El paradigma estadounidense, explicado de manera excesivamente superficial, justifica, a mi juicio, que se preste atención a estos síntomas. Por leves que sean, sugieren un camino comprobadamente incorrecto. Creo, sin más, que es errado dar por sentados los avances que resultaron de la implementación en años anteriores de políticas fundamentalmente niveladoras.

La expansión de la seguridad social, la ampliación del régimen democrático y el engrosamiento de la clase media –esto último tanto por la reducción de los niveles de pobreza extrema como por la propia equiparación de los patrimonios más altos frente al estrato social inmediatamente inferior— son buenos ejemplos.

Estas condiciones no existieron para generaciones anteriores de dominicanos.
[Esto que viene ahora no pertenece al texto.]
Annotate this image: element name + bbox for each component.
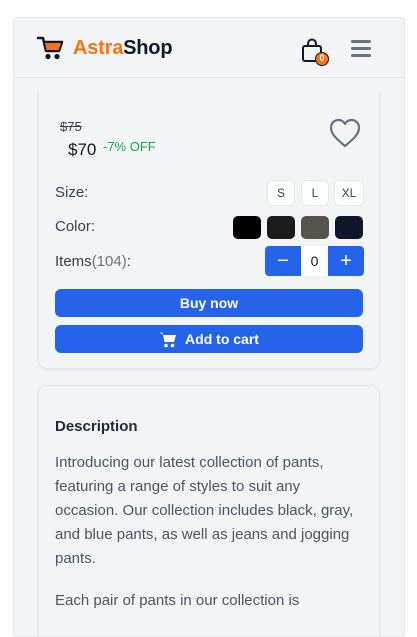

Que hayamos nacido y crecido con buena parte de estas políticas en marcha, y que por ende seamos capaces de coexistir con las mismas –y, de hecho, presenciar su consolidación—, podría ser motivo de orgullo, y debería ser suficiente para hacernos ganar algo de perspectiva.

Claro que existe un amplio catálogo de retos pendientes, pero esto no debe empañar en exceso lo que ya se ha hecho. Es un recordatorio de lo que aún falta por hacer, pero no debe implicar el abandono de nuestro pasado o el menosprecio de las victorias de antaño.

En fin, que cierto nivel de confianza en la capacidad propia nunca viene mal: de lo que hay que rehuir –pienso que a toda costa— es del individualismo y del empoderamiento tóxico, y sobre todo de la radicalización y la polarización. Estos nunca fueron –y, creo, nunca serán— buenos ingredientes para la tan anhelada consolidación democrática de nuestro país.